Now, detect ear infections with an app and paper cone
Soon, you'll be able to detect infections in the ear of your kid using an app. A group of researchers is working on a platform that can detect fluid build-up - a common sign of ear infections - when used with a paper cone. The app has already shown promising results in tests but is yet to receive FDA's nod. Here's all about it.
App to detect ear fluids, diagnose infections
Fluid build-up behind the eardrum is a common sign of ear infection, but it is hard to detect it from the naked eye. This is why researchers from the University of Washington have designed an app for the job. It uses the mic and speaker of your phone and a paper cone to check the presence of fluids and confirm the case of infections.
How the app detects fluids
The app, in its current form, sends short pulses of sound, similar to the chirping of a bird, into the ear - by the way of a paper cone, NPR reported. As this sounds echoes in the ear and comes to the tip of the funnel placed at the ear canal, it is picked by the app for analysis and diagnosis.
Then, the app's algorithm comes into play
The echo picked up by the app is analyzed with the help of an algorithm, which compares it with the sound of echo from a healthy ear. If there is a difference, the app confirms the case of fluid build-up.
High rate of success in tests
Just recently, the researchers revealed initial results from the app in a study published in the journal Science Translational Medicine. In the test, the team checked the ears of some 50 kids using the app and found that the platform detected infections with an outstanding 85% accuracy.

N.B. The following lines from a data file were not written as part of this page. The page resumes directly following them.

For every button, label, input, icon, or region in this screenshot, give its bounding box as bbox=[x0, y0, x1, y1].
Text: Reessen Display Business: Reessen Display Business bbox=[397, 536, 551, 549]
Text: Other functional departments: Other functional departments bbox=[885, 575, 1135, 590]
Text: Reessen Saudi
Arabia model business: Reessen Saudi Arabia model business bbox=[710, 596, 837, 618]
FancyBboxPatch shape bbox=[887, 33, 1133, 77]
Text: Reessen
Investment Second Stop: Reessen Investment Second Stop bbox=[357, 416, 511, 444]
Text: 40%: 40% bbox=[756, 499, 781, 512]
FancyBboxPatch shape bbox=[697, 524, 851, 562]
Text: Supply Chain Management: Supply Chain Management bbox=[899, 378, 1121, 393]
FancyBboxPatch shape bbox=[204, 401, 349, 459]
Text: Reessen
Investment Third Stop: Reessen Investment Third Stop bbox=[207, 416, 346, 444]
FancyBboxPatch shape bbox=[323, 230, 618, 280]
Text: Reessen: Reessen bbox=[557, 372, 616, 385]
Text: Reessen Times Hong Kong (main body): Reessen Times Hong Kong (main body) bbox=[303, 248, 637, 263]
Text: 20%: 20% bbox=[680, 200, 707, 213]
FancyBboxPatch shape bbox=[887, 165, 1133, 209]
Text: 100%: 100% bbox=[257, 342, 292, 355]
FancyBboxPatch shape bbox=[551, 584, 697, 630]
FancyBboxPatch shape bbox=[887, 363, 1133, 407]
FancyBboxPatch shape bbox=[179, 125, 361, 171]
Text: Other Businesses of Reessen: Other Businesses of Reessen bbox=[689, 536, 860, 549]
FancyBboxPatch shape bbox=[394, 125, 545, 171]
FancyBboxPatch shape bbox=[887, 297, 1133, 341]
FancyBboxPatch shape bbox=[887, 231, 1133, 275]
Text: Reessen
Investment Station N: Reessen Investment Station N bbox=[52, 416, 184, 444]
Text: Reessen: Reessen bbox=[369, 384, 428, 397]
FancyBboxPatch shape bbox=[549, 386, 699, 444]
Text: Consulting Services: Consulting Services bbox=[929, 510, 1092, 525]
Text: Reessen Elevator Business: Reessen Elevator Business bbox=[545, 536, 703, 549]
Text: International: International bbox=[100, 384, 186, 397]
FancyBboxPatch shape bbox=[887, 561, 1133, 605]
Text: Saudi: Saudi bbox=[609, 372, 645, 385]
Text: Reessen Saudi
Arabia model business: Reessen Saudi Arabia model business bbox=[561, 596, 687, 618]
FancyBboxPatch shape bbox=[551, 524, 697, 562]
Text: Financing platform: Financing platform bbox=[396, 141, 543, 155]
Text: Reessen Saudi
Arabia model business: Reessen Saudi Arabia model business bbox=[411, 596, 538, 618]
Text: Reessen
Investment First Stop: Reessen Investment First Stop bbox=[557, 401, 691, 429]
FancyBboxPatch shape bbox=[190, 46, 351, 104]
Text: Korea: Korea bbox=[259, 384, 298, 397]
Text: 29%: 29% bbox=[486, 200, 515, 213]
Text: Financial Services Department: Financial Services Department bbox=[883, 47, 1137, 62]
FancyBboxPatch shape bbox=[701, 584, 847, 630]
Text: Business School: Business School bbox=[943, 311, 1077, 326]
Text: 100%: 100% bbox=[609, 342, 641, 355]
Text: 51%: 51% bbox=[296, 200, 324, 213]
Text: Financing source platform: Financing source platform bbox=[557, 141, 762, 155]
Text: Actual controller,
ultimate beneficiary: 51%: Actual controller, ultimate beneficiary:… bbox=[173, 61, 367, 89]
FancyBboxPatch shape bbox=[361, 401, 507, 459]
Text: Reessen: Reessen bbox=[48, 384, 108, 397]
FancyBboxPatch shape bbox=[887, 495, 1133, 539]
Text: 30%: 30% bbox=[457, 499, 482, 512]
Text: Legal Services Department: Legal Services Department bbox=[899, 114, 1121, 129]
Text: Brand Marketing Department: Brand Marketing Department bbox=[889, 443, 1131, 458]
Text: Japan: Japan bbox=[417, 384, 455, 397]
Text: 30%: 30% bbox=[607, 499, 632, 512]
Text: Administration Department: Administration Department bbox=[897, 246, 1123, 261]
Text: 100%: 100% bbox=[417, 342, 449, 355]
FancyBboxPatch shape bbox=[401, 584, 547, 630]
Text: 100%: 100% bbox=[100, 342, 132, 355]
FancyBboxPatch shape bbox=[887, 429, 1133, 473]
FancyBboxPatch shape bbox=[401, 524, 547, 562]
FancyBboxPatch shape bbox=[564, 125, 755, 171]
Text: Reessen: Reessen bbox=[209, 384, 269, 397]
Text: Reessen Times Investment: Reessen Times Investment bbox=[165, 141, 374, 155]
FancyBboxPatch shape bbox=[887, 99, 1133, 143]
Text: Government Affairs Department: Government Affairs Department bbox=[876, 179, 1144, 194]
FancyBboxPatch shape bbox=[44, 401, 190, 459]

They say that this is comparable to the results that one would expect from a doctor.
However, there is no word on availability
The app promises an affordable and reliable alternative to the expensive clinical ear checkups people take. However, as of now, there is no word on when it might be available for use. The program, as the NPR report says, is still being evolved and it would need approval from the US Food and Drug Administration before hitting Apple and Google's app stores.